Yeah, the .dll’s property in Visual Studio 2019 is set to Copy to Output Directory Always.
The second error, “Unable to load DLL…” should happen regardless of whether or not the path to the .dll exists. However, the first error, “The procedure entry point…” occurs after locating the .dll, at which point something’s going wrong.
The same process + code works fine on older versions of FMOD (I’ve switched to 2.01 for now to continue development).
Unfortunately the debug callback only picks up the System.DllNotFoundException, since that exception’s the immediate result of the first error occurring.
Here’s how the first error appears to me:
Followed then by the result of the debug callback:
Unhandled exception. System.DllNotFoundException: Unable to load DLL 'fmod' or one of its dependencies: The specified module could not be found. (0x8007007E)
at FMOD.Factory.FMOD5_System_Create(IntPtr& system, UInt32 headerversion)
at FMOD.Factory.System_Create(System& system) in C:\...\FMOD\fmod.cs:line 902
at ....Sound.FMODManager.Init() in C:\...FMODManager.cs:line 51
at ....Engine.Initialize() in C:\...Engine.cs:line 144
at Microsoft.Xna.Framework.Game.Run(GameRunBehavior runBehavior)
at ....Program.Main() in C:\....Program.cs:line 19
C:\...exe (process 57292) exited with code 0.
Really sorry this couldn’t be more helpful, I know this doesn’t give you much to go on. If there’s any way to provide you with more detailed logging let me know. Appreciate all the help you’ve given so far!
Thanks for the extra info. One thing I’m not sure of is your explicit dll loading in the LoadLibrary method- there shouldn’t be any need to load it yourself as long as you’ve set the dll to something other than “Do not Copy”.
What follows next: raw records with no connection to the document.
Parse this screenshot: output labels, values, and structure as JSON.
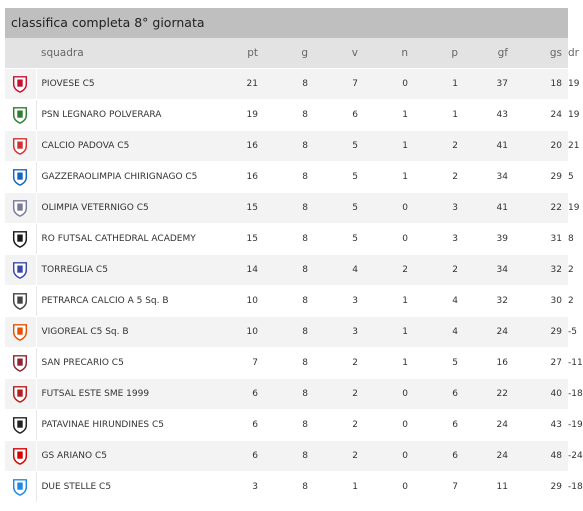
{
  "title": "classifica completa 8° giornata",
  "headers": {
    "squadra": "squadra",
    "pt": "pt",
    "g": "g",
    "v": "v",
    "n": "n",
    "p": "p",
    "gf": "gf",
    "gs": "gs",
    "dr": "dr"
  },
  "rows": [
    {
      "team": "PIOVESE C5",
      "pt": "21",
      "g": "8",
      "v": "7",
      "n": "0",
      "p": "1",
      "gf": "37",
      "gs": "18",
      "dr": "19",
      "logo": "piovese-logo",
      "color": "#c8102e"
    },
    {
      "team": "PSN LEGNARO POLVERARA",
      "pt": "19",
      "g": "8",
      "v": "6",
      "n": "1",
      "p": "1",
      "gf": "43",
      "gs": "24",
      "dr": "19",
      "logo": "psn-legnaro-logo",
      "color": "#2e7d32"
    },
    {
      "team": "CALCIO PADOVA C5",
      "pt": "16",
      "g": "8",
      "v": "5",
      "n": "1",
      "p": "2",
      "gf": "41",
      "gs": "20",
      "dr": "21",
      "logo": "calcio-padova-logo",
      "color": "#d32f2f"
    },
    {
      "team": "GAZZERAOLIMPIA CHIRIGNAGO C5",
      "pt": "16",
      "g": "8",
      "v": "5",
      "n": "1",
      "p": "2",
      "gf": "34",
      "gs": "29",
      "dr": "5",
      "logo": "gazzera-logo",
      "color": "#1565c0"
    },
    {
      "team": "OLIMPIA VETERNIGO C5",
      "pt": "15",
      "g": "8",
      "v": "5",
      "n": "0",
      "p": "3",
      "gf": "41",
      "gs": "22",
      "dr": "19",
      "logo": "olimpia-veternigo-logo",
      "color": "#7a7a9a"
    },
    {
      "team": "RO FUTSAL CATHEDRAL ACADEMY",
      "pt": "15",
      "g": "8",
      "v": "5",
      "n": "0",
      "p": "3",
      "gf": "39",
      "gs": "31",
      "dr": "8",
      "logo": "ro-futsal-logo",
      "color": "#1a1a1a"
    },
    {
      "team": "TORREGLIA C5",
      "pt": "14",
      "g": "8",
      "v": "4",
      "n": "2",
      "p": "2",
      "gf": "34",
      "gs": "32",
      "dr": "2",
      "logo": "torreglia-logo",
      "color": "#3949ab"
    },
    {
      "team": "PETRARCA CALCIO A 5 Sq. B",
      "pt": "10",
      "g": "8",
      "v": "3",
      "n": "1",
      "p": "4",
      "gf": "32",
      "gs": "30",
      "dr": "2",
      "logo": "petrarca-logo",
      "color": "#444444"
    },
    {
      "team": "VIGOREAL C5 Sq. B",
      "pt": "10",
      "g": "8",
      "v": "3",
      "n": "1",
      "p": "4",
      "gf": "24",
      "gs": "29",
      "dr": "-5",
      "logo": "vigoreal-logo",
      "color": "#e65100"
    },
    {
      "team": "SAN PRECARIO C5",
      "pt": "7",
      "g": "8",
      "v": "2",
      "n": "1",
      "p": "5",
      "gf": "16",
      "gs": "27",
      "dr": "-11",
      "logo": "san-precario-logo",
      "color": "#8e2431"
    },
    {
      "team": "FUTSAL ESTE SME 1999",
      "pt": "6",
      "g": "8",
      "v": "2",
      "n": "0",
      "p": "6",
      "gf": "22",
      "gs": "40",
      "dr": "-18",
      "logo": "futsal-este-logo",
      "color": "#b71c1c"
    },
    {
      "team": "PATAVINAE HIRUNDINES C5",
      "pt": "6",
      "g": "8",
      "v": "2",
      "n": "0",
      "p": "6",
      "gf": "24",
      "gs": "43",
      "dr": "-19",
      "logo": "patavinae-logo",
      "color": "#222222"
    },
    {
      "team": "GS ARIANO C5",
      "pt": "6",
      "g": "8",
      "v": "2",
      "n": "0",
      "p": "6",
      "gf": "24",
      "gs": "48",
      "dr": "-24",
      "logo": "gs-ariano-logo",
      "color": "#d50000"
    },
    {
      "team": "DUE STELLE C5",
      "pt": "3",
      "g": "8",
      "v": "1",
      "n": "0",
      "p": "7",
      "gf": "11",
      "gs": "29",
      "dr": "-18",
      "logo": "due-stelle-logo",
      "color": "#1e88e5"
    }
  ]
}
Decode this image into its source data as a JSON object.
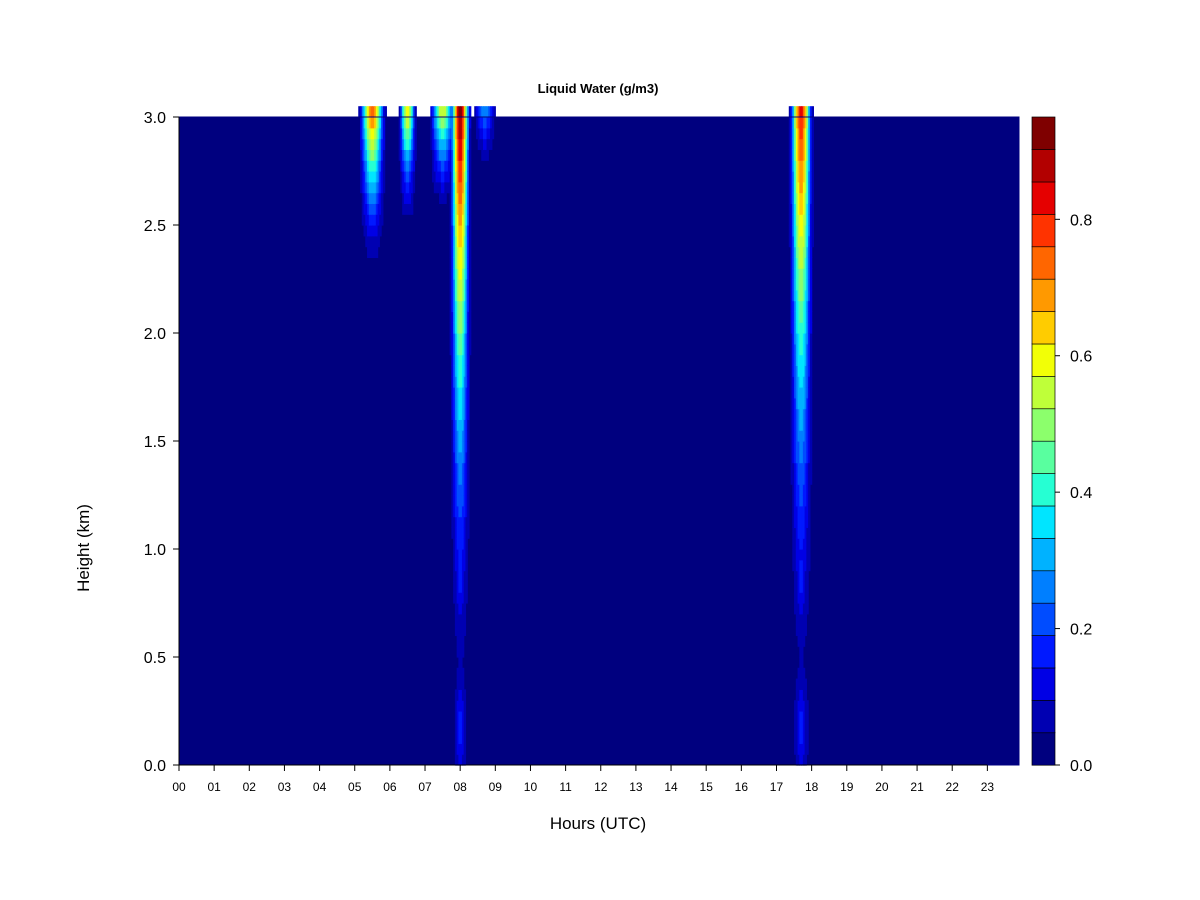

In the fmod.cs wrapper, do you include the path to your dll in the version info? i.e:
public partial class VERSION
public const int number = 0x00020204;
public const string dll = "FMOD\\x64\\fmodL"; // As opposed to the default of "fmodL"
Loading the .dll works both ways, either explicitly loading the unmanaged dll or by setting the relative path from inside the C# wrapper’s version info.
The reason I prefer the former method over the latter is because, in the case of updating the C# wrappers to a newer/older version, I would not have to change the code inside the wrapper itself. Easy to drop in new wrappers without changing any code.
I still haven’t been able to reproduce this issue, would it be possible to get a reproduction from you when you get a chance? I don’t need a full game, just an empty or stripped down project that throws this error when running would be enough for me to investigate.